Facing the Climate Crisis with Open Hearts and Resilient Spirits

The Rev. Rob Hardies co-facilitated Nature|Spirit|Art with Dr. Joshua Shannon, Professor of Contemporary Art History at the University of Maryland. Rob is a Unitarian Universalist preacher, teacher and activist. From 2001 to 2020 he was senior minister of All Souls Church in Washington.

My heart is moved by all I cannot save: so much has been destroyed. I have to cast my lot with those who age after age, perversely, with no extraordinary power, reconstitute the world.

I returned often to these words by the poet Adrienne Rich during the recent Phillips workshop, Nature|Spirit|Art: Personal Resilience in the time of Climate Change. In the workshop, we used meditation, small group discussion, and creating and looking at art to explore practices that can keep us resilient and engaged as we face the climate crisis.

Workshop participants reflect on their experiences during the last session of Nature|Spirit|Art

Rich’s words touch on two such practices: acknowledging and grieving our climate loss, and committing to collective climate action. As Rich suggests, these practices are not unrelated: When we acknowledge and tend to it, our grief can lead us into compassionate connection with the Earth and with others, creating bonds of solidarity and common cause for action. At the Phillips, we considered the link between grief and collective action by studying and contemplating Jacob Lawrence’s Migration Series.

Grief, of course, is the flip-side of love. Our climate grief points us back to our love and gratitude for life on Earth. Finding ways to stay connected to our gratitude is another critical resilience practice. A highlight of the workshop for me was when we took a slow, meditative walk through the Phillips’ neighborhood. A storm had just passed through and everything glistened with fallen rain; the air was alive with that post-storm freshness. Some passers-by found my slow pace and curious gaze puzzling, but the walk helped me see with grateful new eyes a neighborhood I’ve called home for more than twenty years.
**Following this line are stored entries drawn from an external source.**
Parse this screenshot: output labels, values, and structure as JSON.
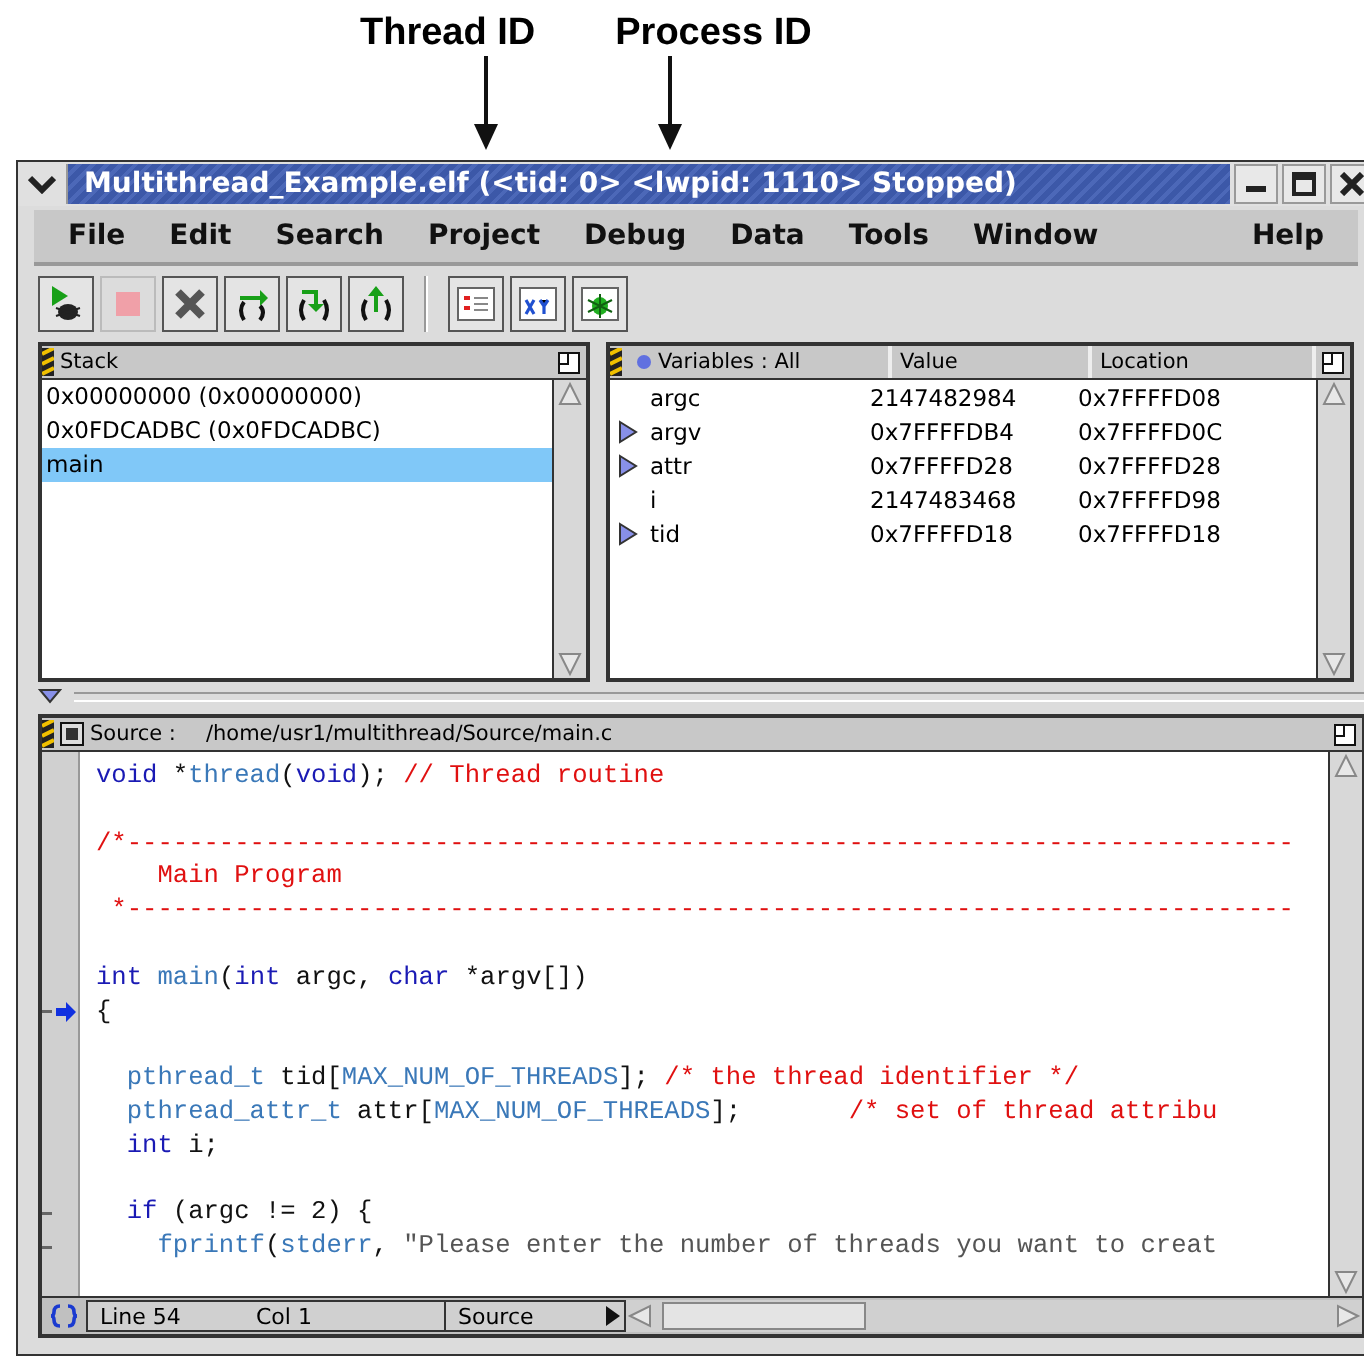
{
  "annotations": [
    {
      "label": "Thread ID"
    },
    {
      "label": "Process ID"
    }
  ],
  "window": {
    "title": "Multithread_Example.elf (<tid: 0>  <lwpid: 1110> Stopped)"
  },
  "menu": [
    "File",
    "Edit",
    "Search",
    "Project",
    "Debug",
    "Data",
    "Tools",
    "Window",
    "Help"
  ],
  "toolbar": {
    "groups": [
      [
        {
          "kind": "run-debug",
          "disabled": false
        },
        {
          "kind": "stop",
          "disabled": true
        },
        {
          "kind": "kill",
          "disabled": false
        },
        {
          "kind": "step-over",
          "disabled": false
        },
        {
          "kind": "step-into",
          "disabled": false
        },
        {
          "kind": "step-out",
          "disabled": false
        }
      ],
      [
        {
          "kind": "list",
          "disabled": false
        },
        {
          "kind": "xy",
          "disabled": false
        },
        {
          "kind": "bug",
          "disabled": false
        }
      ]
    ]
  },
  "stack": {
    "title": "Stack",
    "items": [
      {
        "text": "0x00000000 (0x00000000)",
        "selected": false
      },
      {
        "text": "0x0FDCADBC (0x0FDCADBC)",
        "selected": false
      },
      {
        "text": "main",
        "selected": true
      }
    ]
  },
  "variables": {
    "columns": [
      "Variables : All",
      "Value",
      "Location"
    ],
    "rows": [
      {
        "name": "argc",
        "value": "2147482984",
        "location": "0x7FFFFD08",
        "expandable": false
      },
      {
        "name": "argv",
        "value": "0x7FFFFDB4",
        "location": "0x7FFFFD0C",
        "expandable": true
      },
      {
        "name": "attr",
        "value": "0x7FFFFD28",
        "location": "0x7FFFFD28",
        "expandable": true
      },
      {
        "name": "i",
        "value": "2147483468",
        "location": "0x7FFFFD98",
        "expandable": false
      },
      {
        "name": "tid",
        "value": "0x7FFFFD18",
        "location": "0x7FFFFD18",
        "expandable": true
      }
    ]
  },
  "source": {
    "label": "Source :",
    "path": "/home/usr1/multithread/Source/main.c",
    "lines": [
      {
        "fold": false,
        "current": false,
        "tokens": [
          {
            "kind": "kw",
            "text": "void"
          },
          {
            "kind": "plain",
            "text": " *"
          },
          {
            "kind": "ident",
            "text": "thread"
          },
          {
            "kind": "plain",
            "text": "("
          },
          {
            "kind": "kw",
            "text": "void"
          },
          {
            "kind": "plain",
            "text": "); "
          },
          {
            "kind": "comment",
            "text": "// Thread routine"
          }
        ]
      },
      {
        "fold": false,
        "current": false
      },
      {
        "fold": false,
        "current": false,
        "tokens": [
          {
            "kind": "comment",
            "text": "/*----------------------------------------------------------------------------"
          }
        ]
      },
      {
        "fold": false,
        "current": false,
        "tokens": [
          {
            "kind": "comment",
            "text": "    Main Program"
          }
        ]
      },
      {
        "fold": false,
        "current": false,
        "tokens": [
          {
            "kind": "comment",
            "text": " *----------------------------------------------------------------------------"
          }
        ]
      },
      {
        "fold": false,
        "current": false
      },
      {
        "fold": false,
        "current": false,
        "tokens": [
          {
            "kind": "kw",
            "text": "int"
          },
          {
            "kind": "ident",
            "text": " main"
          },
          {
            "kind": "plain",
            "text": "("
          },
          {
            "kind": "kw",
            "text": "int"
          },
          {
            "kind": "plain",
            "text": " argc, "
          },
          {
            "kind": "kw",
            "text": "char"
          },
          {
            "kind": "plain",
            "text": " *argv[])"
          }
        ]
      },
      {
        "fold": true,
        "current": true,
        "tokens": [
          {
            "kind": "plain",
            "text": "{"
          }
        ]
      },
      {
        "fold": false,
        "current": false
      },
      {
        "fold": false,
        "current": false,
        "tokens": [
          {
            "kind": "ident",
            "text": "  pthread_t"
          },
          {
            "kind": "plain",
            "text": " tid["
          },
          {
            "kind": "ident",
            "text": "MAX_NUM_OF_THREADS"
          },
          {
            "kind": "plain",
            "text": "]; "
          },
          {
            "kind": "comment",
            "text": "/* the thread identifier */"
          }
        ]
      },
      {
        "fold": false,
        "current": false,
        "tokens": [
          {
            "kind": "ident",
            "text": "  pthread_attr_t"
          },
          {
            "kind": "plain",
            "text": " attr["
          },
          {
            "kind": "ident",
            "text": "MAX_NUM_OF_THREADS"
          },
          {
            "kind": "plain",
            "text": "];       "
          },
          {
            "kind": "comment",
            "text": "/* set of thread attribu"
          }
        ]
      },
      {
        "fold": false,
        "current": false,
        "tokens": [
          {
            "kind": "kw",
            "text": "  int"
          },
          {
            "kind": "plain",
            "text": " i;"
          }
        ]
      },
      {
        "fold": false,
        "current": false
      },
      {
        "fold": true,
        "current": false,
        "tokens": [
          {
            "kind": "kw",
            "text": "  if"
          },
          {
            "kind": "plain",
            "text": " (argc != 2) {"
          }
        ]
      },
      {
        "fold": true,
        "current": false,
        "tokens": [
          {
            "kind": "ident",
            "text": "    fprintf"
          },
          {
            "kind": "plain",
            "text": "("
          },
          {
            "kind": "ident",
            "text": "stderr"
          },
          {
            "kind": "plain",
            "text": ", "
          },
          {
            "kind": "string",
            "text": "\"Please enter the number of threads you want to creat"
          }
        ]
      }
    ]
  },
  "status": {
    "line": "Line 54",
    "col": "Col 1",
    "mode": "Source"
  }
}
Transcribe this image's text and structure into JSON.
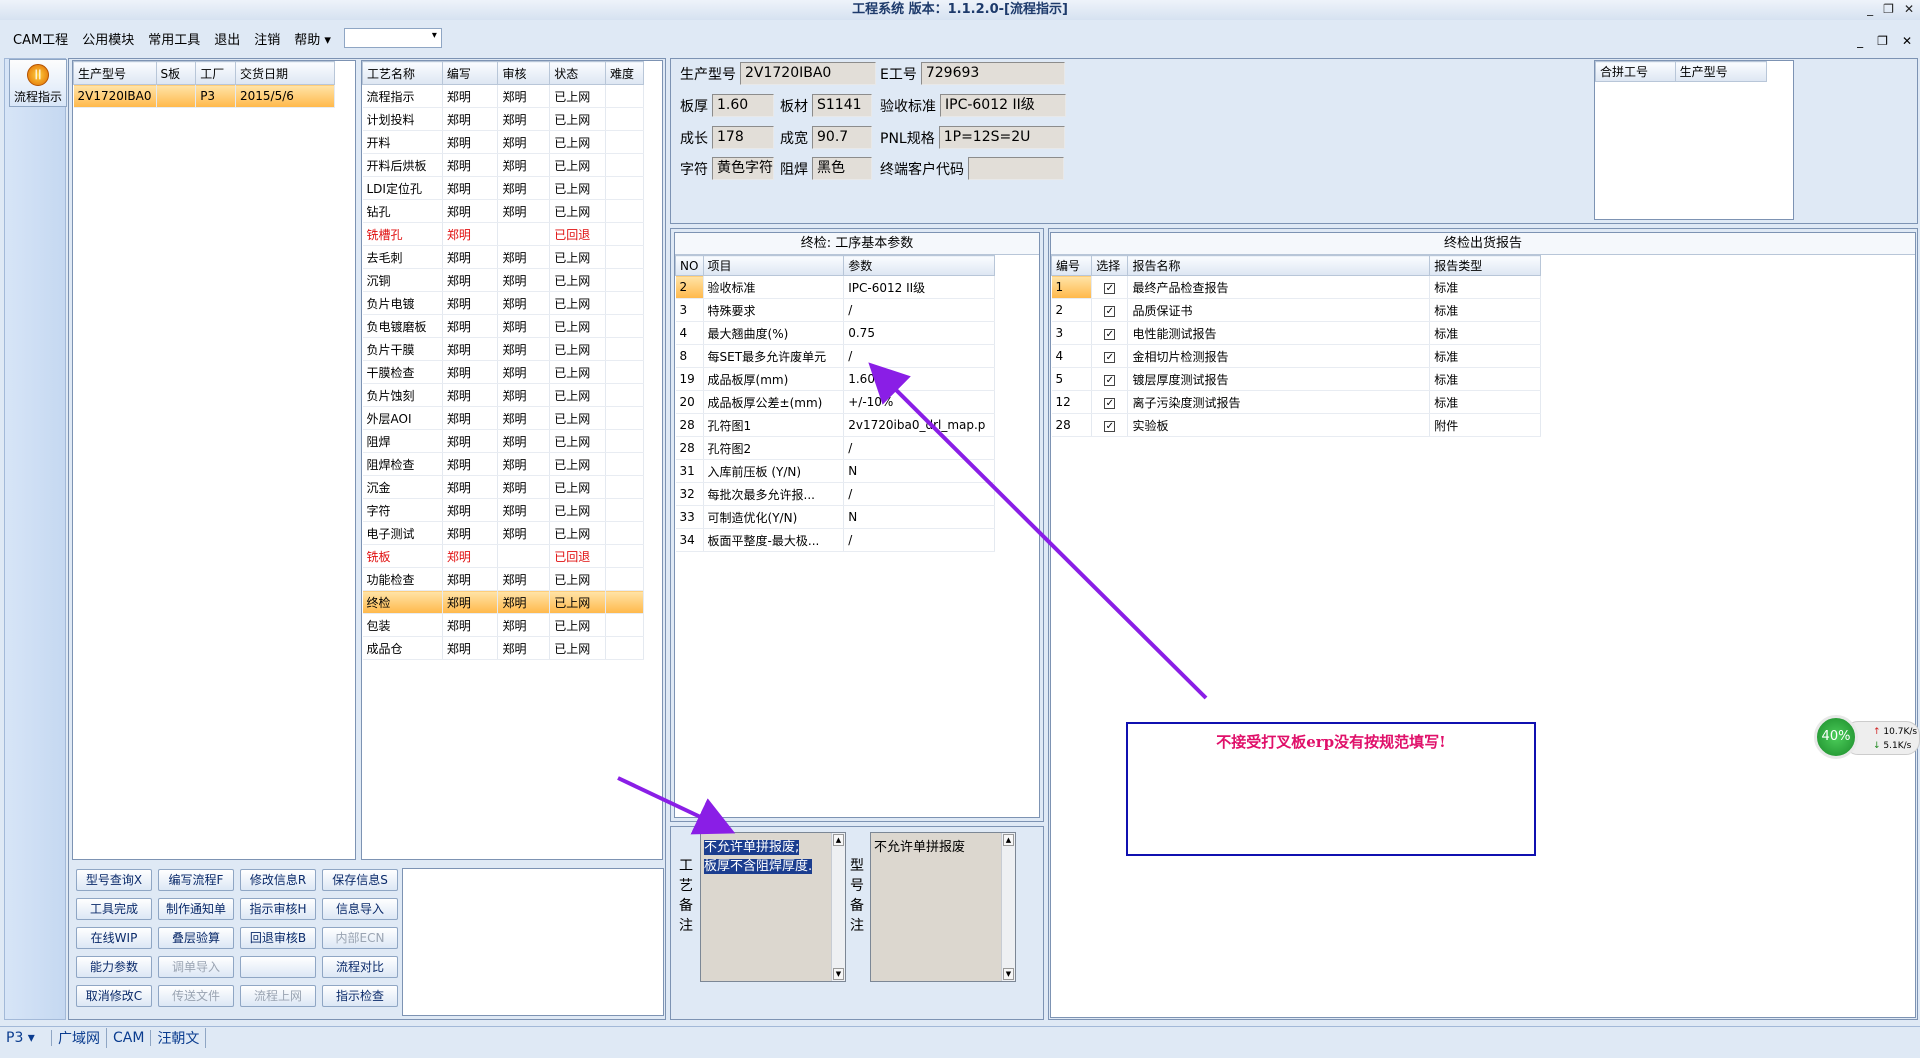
{
  "window": {
    "title": "工程系统 版本：1.1.2.0-[流程指示]",
    "controls": [
      "_",
      "❐",
      "✕"
    ],
    "mdi_controls": [
      "_",
      "❐",
      "✕"
    ]
  },
  "menu": [
    "CAM工程",
    "公用模块",
    "常用工具",
    "退出",
    "注销",
    "帮助 ▾"
  ],
  "menu_combo_value": "",
  "left_toolbar": {
    "flow_button_label": "流程指示",
    "flow_icon_text": "||"
  },
  "model_table": {
    "headers": [
      "生产型号",
      "S板",
      "工厂",
      "交货日期"
    ],
    "rows": [
      [
        "2V1720IBA0",
        "",
        "P3",
        "2015/5/6"
      ]
    ]
  },
  "process_table": {
    "headers": [
      "工艺名称",
      "编写",
      "审核",
      "状态",
      "难度"
    ],
    "rows": [
      {
        "name": "流程指示",
        "w": "郑明",
        "a": "郑明",
        "s": "已上网",
        "d": "",
        "red": false
      },
      {
        "name": "计划投料",
        "w": "郑明",
        "a": "郑明",
        "s": "已上网",
        "d": "",
        "red": false
      },
      {
        "name": "开料",
        "w": "郑明",
        "a": "郑明",
        "s": "已上网",
        "d": "",
        "red": false
      },
      {
        "name": "开料后烘板",
        "w": "郑明",
        "a": "郑明",
        "s": "已上网",
        "d": "",
        "red": false
      },
      {
        "name": "LDI定位孔",
        "w": "郑明",
        "a": "郑明",
        "s": "已上网",
        "d": "",
        "red": false
      },
      {
        "name": "钻孔",
        "w": "郑明",
        "a": "郑明",
        "s": "已上网",
        "d": "",
        "red": false
      },
      {
        "name": "铣槽孔",
        "w": "郑明",
        "a": "",
        "s": "已回退",
        "d": "",
        "red": true
      },
      {
        "name": "去毛刺",
        "w": "郑明",
        "a": "郑明",
        "s": "已上网",
        "d": "",
        "red": false
      },
      {
        "name": "沉铜",
        "w": "郑明",
        "a": "郑明",
        "s": "已上网",
        "d": "",
        "red": false
      },
      {
        "name": "负片电镀",
        "w": "郑明",
        "a": "郑明",
        "s": "已上网",
        "d": "",
        "red": false
      },
      {
        "name": "负电镀磨板",
        "w": "郑明",
        "a": "郑明",
        "s": "已上网",
        "d": "",
        "red": false
      },
      {
        "name": "负片干膜",
        "w": "郑明",
        "a": "郑明",
        "s": "已上网",
        "d": "",
        "red": false
      },
      {
        "name": "干膜检查",
        "w": "郑明",
        "a": "郑明",
        "s": "已上网",
        "d": "",
        "red": false
      },
      {
        "name": "负片蚀刻",
        "w": "郑明",
        "a": "郑明",
        "s": "已上网",
        "d": "",
        "red": false
      },
      {
        "name": "外层AOI",
        "w": "郑明",
        "a": "郑明",
        "s": "已上网",
        "d": "",
        "red": false
      },
      {
        "name": "阻焊",
        "w": "郑明",
        "a": "郑明",
        "s": "已上网",
        "d": "",
        "red": false
      },
      {
        "name": "阻焊检查",
        "w": "郑明",
        "a": "郑明",
        "s": "已上网",
        "d": "",
        "red": false
      },
      {
        "name": "沉金",
        "w": "郑明",
        "a": "郑明",
        "s": "已上网",
        "d": "",
        "red": false
      },
      {
        "name": "字符",
        "w": "郑明",
        "a": "郑明",
        "s": "已上网",
        "d": "",
        "red": false
      },
      {
        "name": "电子测试",
        "w": "郑明",
        "a": "郑明",
        "s": "已上网",
        "d": "",
        "red": false
      },
      {
        "name": "铣板",
        "w": "郑明",
        "a": "",
        "s": "已回退",
        "d": "",
        "red": true
      },
      {
        "name": "功能检查",
        "w": "郑明",
        "a": "郑明",
        "s": "已上网",
        "d": "",
        "red": false
      },
      {
        "name": "终检",
        "w": "郑明",
        "a": "郑明",
        "s": "已上网",
        "d": "",
        "red": false,
        "sel": true
      },
      {
        "name": "包装",
        "w": "郑明",
        "a": "郑明",
        "s": "已上网",
        "d": "",
        "red": false
      },
      {
        "name": "成品仓",
        "w": "郑明",
        "a": "郑明",
        "s": "已上网",
        "d": "",
        "red": false
      }
    ]
  },
  "buttons": [
    {
      "label": "型号查询X",
      "enabled": true
    },
    {
      "label": "编写流程F",
      "enabled": true
    },
    {
      "label": "修改信息R",
      "enabled": true
    },
    {
      "label": "保存信息S",
      "enabled": true
    },
    {
      "label": "工具完成",
      "enabled": true
    },
    {
      "label": "制作通知单",
      "enabled": true
    },
    {
      "label": "指示审核H",
      "enabled": true
    },
    {
      "label": "信息导入",
      "enabled": true
    },
    {
      "label": "在线WIP",
      "enabled": true
    },
    {
      "label": "叠层验算",
      "enabled": true
    },
    {
      "label": "回退审核B",
      "enabled": true
    },
    {
      "label": "内部ECN",
      "enabled": false
    },
    {
      "label": "能力参数",
      "enabled": true
    },
    {
      "label": "调单导入",
      "enabled": false
    },
    {
      "label": "",
      "enabled": false
    },
    {
      "label": "流程对比",
      "enabled": true
    },
    {
      "label": "取消修改C",
      "enabled": true
    },
    {
      "label": "传送文件",
      "enabled": false
    },
    {
      "label": "流程上网",
      "enabled": false
    },
    {
      "label": "指示检查",
      "enabled": true
    }
  ],
  "header_fields": {
    "prod_model_label": "生产型号",
    "prod_model": "2V1720IBA0",
    "e_no_label": "E工号",
    "e_no": "729693",
    "thickness_label": "板厚",
    "thickness": "1.60",
    "material_label": "板材",
    "material": "S1141",
    "std_label": "验收标准",
    "std": "IPC-6012 II级",
    "len_label": "成长",
    "len": "178",
    "width_label": "成宽",
    "width": "90.7",
    "pnl_label": "PNL规格",
    "pnl": "1P=12S=2U",
    "char_label": "字符",
    "char": "黄色字符",
    "mask_label": "阻焊",
    "mask": "黑色",
    "cust_label": "终端客户代码",
    "cust": ""
  },
  "merge_table": {
    "headers": [
      "合拼工号",
      "生产型号"
    ]
  },
  "param_panel": {
    "title": "终检: 工序基本参数",
    "headers": [
      "NO",
      "项目",
      "参数"
    ],
    "rows": [
      [
        "2",
        "验收标准",
        "IPC-6012 II级"
      ],
      [
        "3",
        "特殊要求",
        "/"
      ],
      [
        "4",
        "最大翘曲度(%)",
        "0.75"
      ],
      [
        "8",
        "每SET最多允许废单元",
        "/"
      ],
      [
        "19",
        "成品板厚(mm)",
        "1.60"
      ],
      [
        "20",
        "成品板厚公差±(mm)",
        "+/-10%"
      ],
      [
        "28",
        "孔符图1",
        "2v1720iba0_drl_map.p"
      ],
      [
        "28",
        "孔符图2",
        "/"
      ],
      [
        "31",
        "入库前压板 (Y/N)",
        "N"
      ],
      [
        "32",
        "每批次最多允许报...",
        "/"
      ],
      [
        "33",
        "可制造优化(Y/N)",
        "N"
      ],
      [
        "34",
        "板面平整度-最大极...",
        "/"
      ]
    ]
  },
  "report_panel": {
    "title": "终检出货报告",
    "headers": [
      "编号",
      "选择",
      "报告名称",
      "报告类型"
    ],
    "rows": [
      [
        "1",
        "✓",
        "最终产品检查报告",
        "标准"
      ],
      [
        "2",
        "✓",
        "品质保证书",
        "标准"
      ],
      [
        "3",
        "✓",
        "电性能测试报告",
        "标准"
      ],
      [
        "4",
        "✓",
        "金相切片检测报告",
        "标准"
      ],
      [
        "5",
        "✓",
        "镀层厚度测试报告",
        "标准"
      ],
      [
        "12",
        "✓",
        "离子污染度测试报告",
        "标准"
      ],
      [
        "28",
        "✓",
        "实验板",
        "附件"
      ]
    ]
  },
  "remarks": {
    "process_label": "工艺备注",
    "process_lines": [
      "不允许单拼报废;",
      "板厚不含阻焊厚度."
    ],
    "model_label": "型号备注",
    "model_text": "不允许单拼报废"
  },
  "notice": "不接受打叉板erp没有按规范填写!",
  "net_widget": {
    "percent": "40%",
    "up": "10.7K/s",
    "down": "5.1K/s"
  },
  "status_bar": [
    "P3 ▾",
    "广域网",
    "CAM",
    "汪朝文"
  ],
  "colors": {
    "accent": "#ffb84a",
    "annotation": "#8a1ee6",
    "notice_border": "#1010b0",
    "notice_text": "#e0106a"
  }
}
Workshop participant Joe’s self-portrait, taken during a rainy walk and inspired by Sam Taylor-Johnson’s Self-Portrait as a Tree, 2000

In the end, open-heartedness emerged for me as the overarching theme of our workshop. The enormity of the climate crisis threatens to isolate and paralyze us. But if we keep our hearts open to our grief, love, and gratitude, then we can remain resilient and engaged as we struggle on behalf of life on Earth.